Mourners paid tribute Monday to former Alaska governor and Nixon Cabinet member Wally Hickel nine days after he died of natural causes at age 90.
More than 700 people filled Our Lady of Guadalupe Catholic Church in Anchorage for the funeral Mass. Burial was scheduled today.
Among those in attendance were four former Alaska governors -- Sarah Palin, Frank Murkowski, Tony Knowles and Bill Sheffield -- as well as U.S. Sens. Lisa Murkowski and Mark Begich, U.S. Rep. Don Young and Gov. Sean Parnell. Also attending was former U.S. Sen. Ted Stevens.
Signs resembling the Alaska state flag, with a blue field and the Big Dipper and North Star in gold, lined the streets leading to the church. The signs read, "Thank you Governor Hickel." The service was broadcast statewide by an Anchorage television station.
Longtime friend Max Hodel recalled conversations and musings with Hickel during long walks. Hickel once joked that when he went to heaven, if he saw things in Alaska weren't to his liking, he planned to ask "Saint Peter to send me back to run for a third term."
Hodel also recalled another time Hickel said: "When I die, I want to be buried standing up, so when I get to heaven, I can come out fighting."
Hickel's son Jack said he discovered at an early age that his father had an extraordinary amount of wisdom.
"He seemed to have an innate sense of the proper path to take," Jack Hickel said.
"Alaska has lost a great leader," he said. "The world has lost a great mind."
MAN OF PASSIONS
Former Archbishop of Anchorage Francis Hurley noted in his homily Hickel's abiding Catholic faith and his equally passionate devotion to his fellow humans.
"He was a developer, a governor and an involved citizen," he said. "That sensitivity spawned the concept of the owner-state, the state belonging to the people. This was one of his deep convictions."
Hurley recalled Hickel's close involvement in the planning for Pope John Paul II's 1981 visit to Anchorage.
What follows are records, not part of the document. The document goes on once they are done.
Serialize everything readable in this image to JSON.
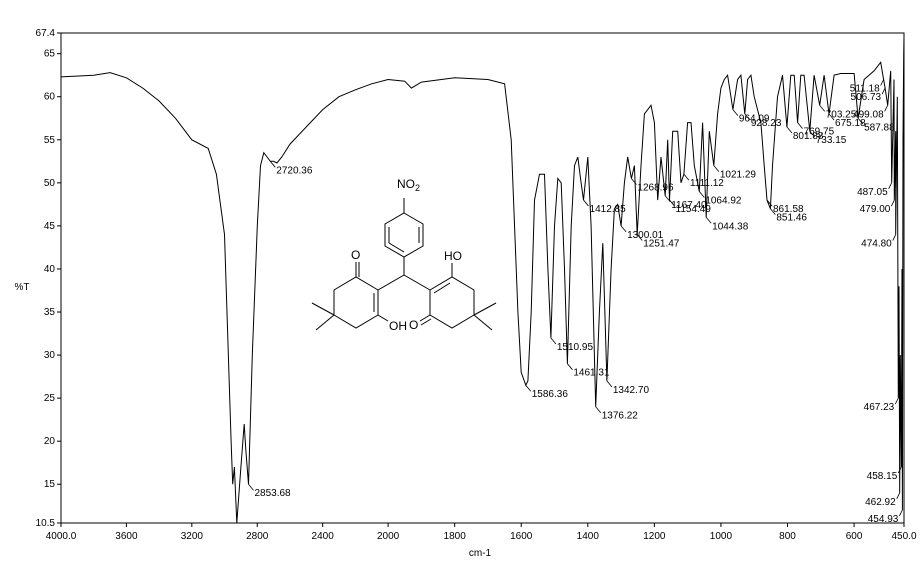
{
  "chart_data": {
    "type": "line",
    "xlabel": "cm-1",
    "ylabel": "%T",
    "xlim": [
      4000,
      450
    ],
    "xscale_break": 2000,
    "ylim": [
      10.5,
      67.4
    ],
    "color": "#000000",
    "xticks": [
      {
        "value": 4000,
        "label": "4000.0"
      },
      3600,
      3200,
      2800,
      2400,
      2000,
      1800,
      1600,
      1400,
      1200,
      1000,
      800,
      600,
      {
        "value": 450,
        "label": "450.0"
      }
    ],
    "yticks": [
      10.5,
      15,
      20,
      25,
      30,
      35,
      40,
      45,
      50,
      55,
      60,
      65,
      67.4
    ],
    "x": [
      4000,
      3800,
      3700,
      3600,
      3500,
      3400,
      3300,
      3200,
      3100,
      3050,
      3000,
      2960,
      2950,
      2940,
      2925,
      2900,
      2880,
      2870,
      2853.68,
      2830,
      2800,
      2780,
      2760,
      2740,
      2720.36,
      2700,
      2680,
      2650,
      2600,
      2500,
      2400,
      2300,
      2200,
      2100,
      2000,
      1950,
      1930,
      1900,
      1800,
      1700,
      1650,
      1630,
      1610,
      1600,
      1586.36,
      1580,
      1570,
      1560,
      1545,
      1530,
      1520,
      1510.95,
      1500,
      1490,
      1480,
      1470,
      1461.31,
      1450,
      1440,
      1430,
      1420,
      1412.85,
      1400,
      1390,
      1376.22,
      1365,
      1355,
      1342.7,
      1330,
      1320,
      1310,
      1300.01,
      1290,
      1280,
      1268.96,
      1260,
      1251.47,
      1240,
      1230,
      1210,
      1200,
      1190,
      1180,
      1167.4,
      1160,
      1154.49,
      1145,
      1130,
      1120,
      1111.12,
      1100,
      1090,
      1080,
      1064.92,
      1055,
      1044.38,
      1035,
      1021.29,
      1010,
      1000,
      990,
      980,
      964.09,
      950,
      940,
      928.23,
      920,
      910,
      900,
      880,
      870,
      861.58,
      851.46,
      845,
      830,
      815,
      801.88,
      790,
      780,
      769.75,
      760,
      750,
      733.15,
      720,
      703.25,
      690,
      675.18,
      660,
      640,
      600,
      587.88,
      570,
      540,
      520,
      511.18,
      506.73,
      499.08,
      490,
      487.05,
      480,
      479,
      475,
      474.8,
      470,
      467.23,
      465,
      462.92,
      461,
      458.15,
      456,
      454.93,
      453,
      451,
      450
    ],
    "values": [
      62.3,
      62.5,
      62.8,
      62.2,
      61,
      59.5,
      57.5,
      55,
      54,
      51,
      44,
      20,
      15,
      17,
      10.5,
      17,
      22,
      19,
      15,
      30,
      45,
      52,
      53.5,
      53,
      52.5,
      52.5,
      52.3,
      53,
      54.5,
      56.5,
      58.5,
      60,
      60.8,
      61.5,
      62,
      61.8,
      61,
      61.7,
      62.2,
      62,
      61.5,
      55,
      35,
      28,
      26.5,
      27,
      35,
      48,
      51,
      51,
      40,
      32,
      45,
      50.5,
      50,
      40,
      29,
      45,
      52,
      53,
      50,
      48,
      53,
      45,
      24,
      35,
      43,
      27,
      40,
      47,
      47.5,
      45,
      50,
      53,
      50.5,
      52,
      44,
      52,
      58,
      59,
      57,
      48,
      53,
      48.5,
      55,
      48,
      56,
      56,
      50,
      51,
      57,
      57,
      52,
      49,
      57,
      46,
      56,
      52,
      58,
      61,
      62,
      62.5,
      58.5,
      62,
      62.5,
      58,
      62,
      62.5,
      60,
      57,
      52,
      48,
      47,
      52,
      60,
      62.5,
      56.5,
      62.5,
      62.5,
      57,
      62.5,
      62.5,
      56,
      62.5,
      59,
      62.5,
      58,
      62.5,
      62.7,
      62.7,
      57.5,
      62,
      63,
      64,
      62,
      61,
      59,
      63,
      50,
      62,
      48,
      56,
      44,
      60,
      25,
      38,
      14,
      30,
      17,
      40,
      12,
      55,
      65,
      67
    ],
    "annotations": [
      {
        "label": "2853.68",
        "x": 2853.68,
        "y": 15
      },
      {
        "label": "2720.36",
        "x": 2720.36,
        "y": 52.5
      },
      {
        "label": "1586.36",
        "x": 1586.36,
        "y": 26.5
      },
      {
        "label": "1510.95",
        "x": 1510.95,
        "y": 32
      },
      {
        "label": "1461.31",
        "x": 1461.31,
        "y": 29
      },
      {
        "label": "1412.85",
        "x": 1412.85,
        "y": 48
      },
      {
        "label": "1376.22",
        "x": 1376.22,
        "y": 24
      },
      {
        "label": "1342.70",
        "x": 1342.7,
        "y": 27
      },
      {
        "label": "1300.01",
        "x": 1300.01,
        "y": 45
      },
      {
        "label": "1268.96",
        "x": 1268.96,
        "y": 50.5
      },
      {
        "label": "1251.47",
        "x": 1251.47,
        "y": 44
      },
      {
        "label": "1167.40",
        "x": 1167.4,
        "y": 48.5
      },
      {
        "label": "1154.49",
        "x": 1154.49,
        "y": 48
      },
      {
        "label": "1111.12",
        "x": 1111.12,
        "y": 51
      },
      {
        "label": "1064.92",
        "x": 1064.92,
        "y": 49
      },
      {
        "label": "1044.38",
        "x": 1044.38,
        "y": 46
      },
      {
        "label": "1021.29",
        "x": 1021.29,
        "y": 52
      },
      {
        "label": "964.09",
        "x": 964.09,
        "y": 58.5
      },
      {
        "label": "928.23",
        "x": 928.23,
        "y": 58
      },
      {
        "label": "861.58",
        "x": 861.58,
        "y": 48
      },
      {
        "label": "851.46",
        "x": 851.46,
        "y": 47
      },
      {
        "label": "801.88",
        "x": 801.88,
        "y": 56.5
      },
      {
        "label": "769.75",
        "x": 769.75,
        "y": 57
      },
      {
        "label": "733.15",
        "x": 733.15,
        "y": 56
      },
      {
        "label": "703.25",
        "x": 703.25,
        "y": 59
      },
      {
        "label": "675.18",
        "x": 675.18,
        "y": 58
      },
      {
        "label": "587.88",
        "x": 587.88,
        "y": 57.5
      },
      {
        "label": "511.18",
        "x": 511.18,
        "y": 62
      },
      {
        "label": "506.73",
        "x": 506.73,
        "y": 61
      },
      {
        "label": "499.08",
        "x": 499.08,
        "y": 59
      },
      {
        "label": "487.05",
        "x": 487.05,
        "y": 50
      },
      {
        "label": "479.00",
        "x": 479,
        "y": 48
      },
      {
        "label": "474.80",
        "x": 474.8,
        "y": 44
      },
      {
        "label": "467.23",
        "x": 467.23,
        "y": 25
      },
      {
        "label": "458.15",
        "x": 458.15,
        "y": 17
      },
      {
        "label": "462.92",
        "x": 462.92,
        "y": 14
      },
      {
        "label": "454.93",
        "x": 454.93,
        "y": 12
      }
    ]
  },
  "structure": {
    "nitro": "NO",
    "nitro_sub": "2",
    "left_ketone": "O",
    "left_hydroxyl": "OH",
    "right_hydroxyl": "HO",
    "right_ketone": "O"
  }
}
Local Catholic leaders had just five weeks to prepare, and Hurley worried that wasn't enough time, so he approached Hickel for advice, introducing the subject by telling him a friend wanted to visit.
By then Hickel had built a hotel in town, and he asked, "Does he need a hotel room?" Hurley recalled as the audience laughed.
Hickel's daughter-in-law, Josie Hickel, said before the service that the outpouring of support has been tremendous, ranging from old friends to complete strangers.
"People are paying their respects for Wally, for his many, many years of service to Alaska," she said.
Hickel, who died May 8, was Alaska's governor twice. The first time, he ran as a Republican, defeating two-term Democratic Gov. William Egan in 1966. Hickel had never held elected office before that.
Hickel resigned in 1969 to take a job as interior secretary for President Richard Nixon. He was fired in late 1970, several months after he wrote Nixon a letter critical of the president's handling of student protests after the National Guard shootings at Kent State University and the U.S. invasion of Cambodia.
During his brief tenure in the Nixon administration, Hickel imposed strict cleanup rules on oil companies and water polluters after an oil rig explosion off the California coast. He also pushed to save the Everglades from destruction by development and promoted the idea of Earth Day as a national holiday.
His political career began in the early 1950s as a crusader for Alaska statehood, both in the territory and in Washington, D.C. He also was involved in the Alaska Native Claims Settlement Act, which helped pave the way for the trans-Alaska oil pipeline.
Born in Claflin, Kan., he arrived almost penniless in the small city of Anchorage in 1940. He took advantage of the city's rapid growth after World War II to build a multimillion-dollar construction and real-estate fortune.
In 1990, Hickel won his second tour as governor, this round as a member of the Alaskan Independence Party. By that time, he was 71 and had waged several unsuccessful gubernatorial bids.
His four-year term was marked by frequent clashes with state lawmakers put off by his sometimes autocratic style and with environmentalists critical of his unabashed support for natural resource development.
He chose not to seek re-election in 1994 and returned to Anchorage to run his business. He also served as head of the Northern Forum, an international group addressing polar issues.
Hickel was an early supporter of Sarah Palin during her successful gubernatorial campaign in 2006. That support waned after she became Republican John McCain's running mate in the 2008 presidential race.
Hickel said in a guest column in the Anchorage Daily News last year that Palin "became the spokesperson for the divisive voices in American politics." He later fell out with Palin.
Palin attended Monday's Mass with her youngest daughter, Piper.
"Our state has lost a great leader," Palin said. "What he has left behind will have changed all of our lives, and he spoke so often about energy and security, and energy and prosperity and the nation, and we must not forget that."
Hickel is survived by his wife of 65 years, Ermalee; six sons, 21 grandchildren and seven great-grandchildren.